Something like that, with price implications for lighter mobile data users, arguably has happened as an unintended result of an apparently unrelated decsion by the Federal Communications Commission regarding Verizon’s purchase of 700-MHz spectrum.
The FCC decided that Verizon was violating the “open access” rules of the 700 MHz spectrum licenses it purchased in 2008 by charging customers an additional $20 per month to tether their smartphones to other devices.
Verizon paid the fine and allowed tethering on all new data plans. Perhaps it is not a major issue, but one result of that ruling is that Verizon Wireless essentially has abandoned the “light user” part of the postpaid mobile broadband market, according to the Technology Policy Institute.

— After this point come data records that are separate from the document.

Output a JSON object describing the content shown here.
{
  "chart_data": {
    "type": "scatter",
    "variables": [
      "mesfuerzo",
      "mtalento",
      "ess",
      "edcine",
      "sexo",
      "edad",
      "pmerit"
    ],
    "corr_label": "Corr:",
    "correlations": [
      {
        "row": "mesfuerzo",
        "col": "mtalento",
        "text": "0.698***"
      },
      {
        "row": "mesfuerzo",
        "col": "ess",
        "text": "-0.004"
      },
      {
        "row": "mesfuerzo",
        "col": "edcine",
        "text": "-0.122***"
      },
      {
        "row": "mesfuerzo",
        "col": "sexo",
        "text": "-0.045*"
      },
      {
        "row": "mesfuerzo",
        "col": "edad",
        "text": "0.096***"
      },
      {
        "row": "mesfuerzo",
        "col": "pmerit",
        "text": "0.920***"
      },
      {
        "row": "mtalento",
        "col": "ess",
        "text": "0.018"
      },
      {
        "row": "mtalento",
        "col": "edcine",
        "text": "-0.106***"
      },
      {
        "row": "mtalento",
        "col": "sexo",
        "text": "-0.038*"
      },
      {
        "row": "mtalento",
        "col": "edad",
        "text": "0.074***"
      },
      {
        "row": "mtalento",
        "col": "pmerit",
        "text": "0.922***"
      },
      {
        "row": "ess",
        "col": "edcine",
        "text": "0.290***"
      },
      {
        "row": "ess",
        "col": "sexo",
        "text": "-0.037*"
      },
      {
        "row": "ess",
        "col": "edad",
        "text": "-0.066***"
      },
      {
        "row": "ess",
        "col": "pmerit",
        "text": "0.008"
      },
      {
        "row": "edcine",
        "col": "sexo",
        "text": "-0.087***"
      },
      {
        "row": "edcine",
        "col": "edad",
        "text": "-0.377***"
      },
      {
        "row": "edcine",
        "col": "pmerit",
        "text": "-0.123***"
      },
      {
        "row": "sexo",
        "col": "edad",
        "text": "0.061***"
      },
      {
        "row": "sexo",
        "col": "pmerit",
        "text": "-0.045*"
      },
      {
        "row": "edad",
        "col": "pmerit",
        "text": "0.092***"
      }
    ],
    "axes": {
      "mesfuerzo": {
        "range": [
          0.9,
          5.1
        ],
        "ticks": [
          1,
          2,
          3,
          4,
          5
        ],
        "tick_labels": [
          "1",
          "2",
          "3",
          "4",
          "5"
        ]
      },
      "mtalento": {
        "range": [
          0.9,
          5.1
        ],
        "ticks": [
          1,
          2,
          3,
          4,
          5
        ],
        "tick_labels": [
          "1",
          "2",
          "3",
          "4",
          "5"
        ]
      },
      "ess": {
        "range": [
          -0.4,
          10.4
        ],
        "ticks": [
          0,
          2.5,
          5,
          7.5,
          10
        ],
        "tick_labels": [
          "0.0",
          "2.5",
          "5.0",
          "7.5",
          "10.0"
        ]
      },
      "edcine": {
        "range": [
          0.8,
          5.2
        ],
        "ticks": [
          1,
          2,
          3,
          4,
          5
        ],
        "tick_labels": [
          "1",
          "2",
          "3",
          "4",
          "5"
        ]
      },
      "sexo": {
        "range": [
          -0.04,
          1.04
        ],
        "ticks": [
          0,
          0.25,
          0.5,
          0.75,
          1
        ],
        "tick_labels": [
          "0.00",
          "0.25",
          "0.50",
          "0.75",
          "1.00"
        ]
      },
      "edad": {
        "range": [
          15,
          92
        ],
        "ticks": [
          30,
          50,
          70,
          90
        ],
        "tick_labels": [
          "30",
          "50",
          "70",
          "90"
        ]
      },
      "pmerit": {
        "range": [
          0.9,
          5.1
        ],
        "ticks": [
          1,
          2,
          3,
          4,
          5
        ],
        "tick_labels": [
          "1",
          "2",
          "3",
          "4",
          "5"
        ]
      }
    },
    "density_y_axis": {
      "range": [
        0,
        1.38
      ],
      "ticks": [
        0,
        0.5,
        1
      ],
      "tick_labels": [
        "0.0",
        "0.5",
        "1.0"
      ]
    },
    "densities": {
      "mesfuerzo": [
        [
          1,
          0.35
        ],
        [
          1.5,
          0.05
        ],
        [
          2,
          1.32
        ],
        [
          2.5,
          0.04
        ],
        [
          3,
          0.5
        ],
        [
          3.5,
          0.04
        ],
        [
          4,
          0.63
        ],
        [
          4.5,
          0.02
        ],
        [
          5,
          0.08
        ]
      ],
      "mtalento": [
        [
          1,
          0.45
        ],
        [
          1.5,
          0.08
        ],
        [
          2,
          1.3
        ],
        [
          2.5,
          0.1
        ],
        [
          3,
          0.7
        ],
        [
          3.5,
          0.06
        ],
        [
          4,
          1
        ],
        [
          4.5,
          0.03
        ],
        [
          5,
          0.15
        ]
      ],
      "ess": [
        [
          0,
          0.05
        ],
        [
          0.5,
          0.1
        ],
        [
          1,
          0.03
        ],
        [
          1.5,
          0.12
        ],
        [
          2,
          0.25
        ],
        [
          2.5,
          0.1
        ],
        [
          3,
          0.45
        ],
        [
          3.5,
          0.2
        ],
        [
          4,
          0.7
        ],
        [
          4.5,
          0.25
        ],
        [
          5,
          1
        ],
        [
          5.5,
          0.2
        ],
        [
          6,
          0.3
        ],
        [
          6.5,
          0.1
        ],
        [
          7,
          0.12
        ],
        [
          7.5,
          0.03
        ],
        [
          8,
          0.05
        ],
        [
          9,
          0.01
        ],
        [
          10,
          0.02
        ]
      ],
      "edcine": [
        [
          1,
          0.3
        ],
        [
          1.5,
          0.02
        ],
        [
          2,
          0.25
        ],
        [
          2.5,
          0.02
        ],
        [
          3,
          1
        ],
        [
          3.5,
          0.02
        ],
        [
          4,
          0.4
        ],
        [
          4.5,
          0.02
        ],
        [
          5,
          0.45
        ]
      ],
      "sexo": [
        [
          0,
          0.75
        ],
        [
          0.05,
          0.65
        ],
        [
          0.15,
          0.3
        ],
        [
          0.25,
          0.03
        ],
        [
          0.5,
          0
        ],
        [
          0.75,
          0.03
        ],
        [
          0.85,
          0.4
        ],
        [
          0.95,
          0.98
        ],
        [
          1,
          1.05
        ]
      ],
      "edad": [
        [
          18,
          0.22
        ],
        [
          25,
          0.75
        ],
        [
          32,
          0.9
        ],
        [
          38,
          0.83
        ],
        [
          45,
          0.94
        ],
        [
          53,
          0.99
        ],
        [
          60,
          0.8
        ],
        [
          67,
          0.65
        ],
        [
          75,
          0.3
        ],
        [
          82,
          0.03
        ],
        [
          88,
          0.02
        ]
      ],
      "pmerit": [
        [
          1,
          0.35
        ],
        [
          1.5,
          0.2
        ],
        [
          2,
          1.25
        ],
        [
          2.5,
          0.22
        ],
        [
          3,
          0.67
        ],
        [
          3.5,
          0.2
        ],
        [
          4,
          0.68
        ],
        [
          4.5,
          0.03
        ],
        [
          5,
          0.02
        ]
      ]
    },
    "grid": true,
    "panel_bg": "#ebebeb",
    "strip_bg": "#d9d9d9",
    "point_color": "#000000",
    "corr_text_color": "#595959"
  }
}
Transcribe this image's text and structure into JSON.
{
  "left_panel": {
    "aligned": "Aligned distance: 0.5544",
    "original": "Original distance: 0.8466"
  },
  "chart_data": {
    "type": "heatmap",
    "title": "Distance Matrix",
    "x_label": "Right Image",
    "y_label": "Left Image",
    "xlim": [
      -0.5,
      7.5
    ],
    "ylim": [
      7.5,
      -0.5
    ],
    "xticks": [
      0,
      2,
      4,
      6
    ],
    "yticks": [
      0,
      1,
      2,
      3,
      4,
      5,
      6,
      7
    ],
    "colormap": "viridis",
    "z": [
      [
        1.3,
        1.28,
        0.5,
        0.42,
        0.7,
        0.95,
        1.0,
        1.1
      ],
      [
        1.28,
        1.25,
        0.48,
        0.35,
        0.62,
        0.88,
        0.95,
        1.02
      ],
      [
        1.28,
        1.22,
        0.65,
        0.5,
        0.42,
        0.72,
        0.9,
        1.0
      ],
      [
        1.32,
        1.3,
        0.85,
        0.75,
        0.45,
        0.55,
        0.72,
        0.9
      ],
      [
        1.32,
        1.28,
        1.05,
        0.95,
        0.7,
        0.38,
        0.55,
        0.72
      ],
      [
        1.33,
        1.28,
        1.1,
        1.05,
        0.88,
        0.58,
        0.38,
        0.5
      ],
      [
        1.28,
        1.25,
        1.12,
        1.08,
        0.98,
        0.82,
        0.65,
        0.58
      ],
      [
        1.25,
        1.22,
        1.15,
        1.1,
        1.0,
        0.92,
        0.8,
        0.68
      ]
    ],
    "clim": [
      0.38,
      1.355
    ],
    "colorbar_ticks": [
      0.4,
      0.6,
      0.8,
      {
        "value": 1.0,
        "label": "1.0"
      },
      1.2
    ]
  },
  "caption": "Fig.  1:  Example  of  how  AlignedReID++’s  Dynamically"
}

Basically, Verizon and T-Mobile USA offered lighter users the more-expensive data plans, before the decision. Afterwards, Verizon became the highest-priced alternative for light data users.
You might argue that the changes are completely coincidental. You might argue the changes do not reshape the market.
But it is possible to argue that a decision ostensibly related to “open access” caused the leading mobile service provider to change its retail packaging in ways that made it the sole “high price” provider in the market where it had been within $5 to $10 a month of all the other leading providers.
That's an unintended consequence, you might argue.